Le due ore abbondanti di Live On Red Rocks si aprono con l’iniziale Dangerous Connection, con un serrato crescendo di percussioni e fiati, seguite dalla sempre trascinante Shattered (Turn the Car Around) con grande partecipazione del pubblico, passando al classico american rock di Gotta Be Wrong Sometimes, fino al vulcanico rock, tra brillanti passaggi strumentali di Heard The World, il divertente reggae-rock di The Last Time e The Wanderer, e gli otto minuti di Delicate Few sospesa tra singhiozzi reggae e il tubare del sax, liberando con improvvise accelerazioni la creatività del brano.
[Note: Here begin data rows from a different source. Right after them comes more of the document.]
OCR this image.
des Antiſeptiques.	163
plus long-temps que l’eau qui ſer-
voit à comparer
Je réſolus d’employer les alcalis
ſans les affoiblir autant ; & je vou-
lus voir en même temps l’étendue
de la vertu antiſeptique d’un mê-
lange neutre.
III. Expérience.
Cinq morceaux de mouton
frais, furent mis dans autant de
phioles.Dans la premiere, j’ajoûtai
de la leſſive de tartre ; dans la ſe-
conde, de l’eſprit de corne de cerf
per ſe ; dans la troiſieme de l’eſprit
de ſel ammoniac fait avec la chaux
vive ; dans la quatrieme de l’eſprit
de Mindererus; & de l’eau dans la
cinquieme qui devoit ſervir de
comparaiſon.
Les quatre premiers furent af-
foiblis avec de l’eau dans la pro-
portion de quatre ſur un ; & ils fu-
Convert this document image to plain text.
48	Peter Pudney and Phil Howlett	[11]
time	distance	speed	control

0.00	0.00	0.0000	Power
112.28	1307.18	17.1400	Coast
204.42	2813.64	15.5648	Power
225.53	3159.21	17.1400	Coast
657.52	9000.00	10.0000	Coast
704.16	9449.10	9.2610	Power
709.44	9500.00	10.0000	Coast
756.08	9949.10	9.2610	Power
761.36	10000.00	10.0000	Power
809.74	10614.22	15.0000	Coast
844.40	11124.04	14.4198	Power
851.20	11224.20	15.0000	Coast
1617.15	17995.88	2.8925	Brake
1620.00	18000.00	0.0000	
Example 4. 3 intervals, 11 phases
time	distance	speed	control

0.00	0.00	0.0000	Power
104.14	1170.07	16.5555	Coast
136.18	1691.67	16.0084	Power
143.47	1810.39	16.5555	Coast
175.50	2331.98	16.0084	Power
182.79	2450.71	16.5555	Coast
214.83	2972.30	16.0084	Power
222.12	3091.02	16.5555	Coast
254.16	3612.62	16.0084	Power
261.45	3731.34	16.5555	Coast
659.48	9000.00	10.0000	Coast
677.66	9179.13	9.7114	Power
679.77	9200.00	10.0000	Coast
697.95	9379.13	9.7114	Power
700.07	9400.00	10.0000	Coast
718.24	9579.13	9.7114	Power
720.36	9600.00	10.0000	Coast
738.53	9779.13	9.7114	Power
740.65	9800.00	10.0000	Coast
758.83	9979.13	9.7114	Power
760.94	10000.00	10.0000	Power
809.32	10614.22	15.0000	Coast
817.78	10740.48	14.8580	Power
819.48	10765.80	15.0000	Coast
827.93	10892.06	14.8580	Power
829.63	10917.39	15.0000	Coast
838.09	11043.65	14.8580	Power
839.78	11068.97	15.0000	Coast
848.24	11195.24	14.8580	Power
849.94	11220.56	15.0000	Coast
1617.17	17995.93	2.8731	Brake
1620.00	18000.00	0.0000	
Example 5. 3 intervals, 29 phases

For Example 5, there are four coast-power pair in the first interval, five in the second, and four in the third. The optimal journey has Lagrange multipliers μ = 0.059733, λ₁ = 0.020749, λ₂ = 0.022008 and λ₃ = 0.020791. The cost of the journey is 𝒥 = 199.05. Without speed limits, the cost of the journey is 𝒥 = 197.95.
Si riprende con la seconda parte del concerto, dove gli O.A.R. svelano l’attitudine che li ha spesso associati al mondo delle jam band liberando nuovamente la creatività, modificando gli arrangiamenti delle canzoni e dilatandone i tempi, a partire dalle ipnotiche pulsazioni di Love & Memories, dalle morbide trame elettroacustiche di Mr. Moon, arricchita da pregevoli rifiniture pianistiche, e poi ancora il brano sincopato dall’intro acustica Ladanday, che acquista gradualmente forza e ritmo su un robusto tessuto sonoro di chitarre e fiati, proseguendo con la  ballata Irish Rose, tra languidi assolo del sax e limpidi ricami dell’acustica di Roberge, le percussioni etniche di Black Rock, il possente reggae-ska di That Was A Crazy Game of Poker, la delicata I Feel Home, e gli oltre 11 minuti di una “psichedelica” War Song preceduta da una lunga introduzione strumentale, a chiusura di un concerto splendido e trascinante.

Gli O.A.R. (per chi scrive) sono la conferma che il rock nato in provincia è molto più radicato nella gente, in quanto la band (originaria del Maryland) fa una musica positiva, vitale ed energica, in cui convergono la melodia del pop, la grinta del rock, i caldi contorni dei caraibici ritmi del reggae e la fantasia delle jam band (ultimamente estrinsecata dall’apporto della sezione fiati), un suono che è il ritratto di una formazione che si è fatta strada con le proprie forze, in modo onesto e sincero, che  raduna una platea infinita in piena estate, cosa che solo le grandi band riescono a fare.

Tino Montanari

NDT: Il DVD riporta la stessa scaletta del CD, più un documentario girato nel corso del “Crush Tour” del 2012, durante il quale si può sentire una canzone nuova degli O.A.R. Inside Out. Meriterebbe di essere visto anche solo per la “location” dove si è svolto (fra le montagne del Colorado). Buona visione o ascolto, o entrambi!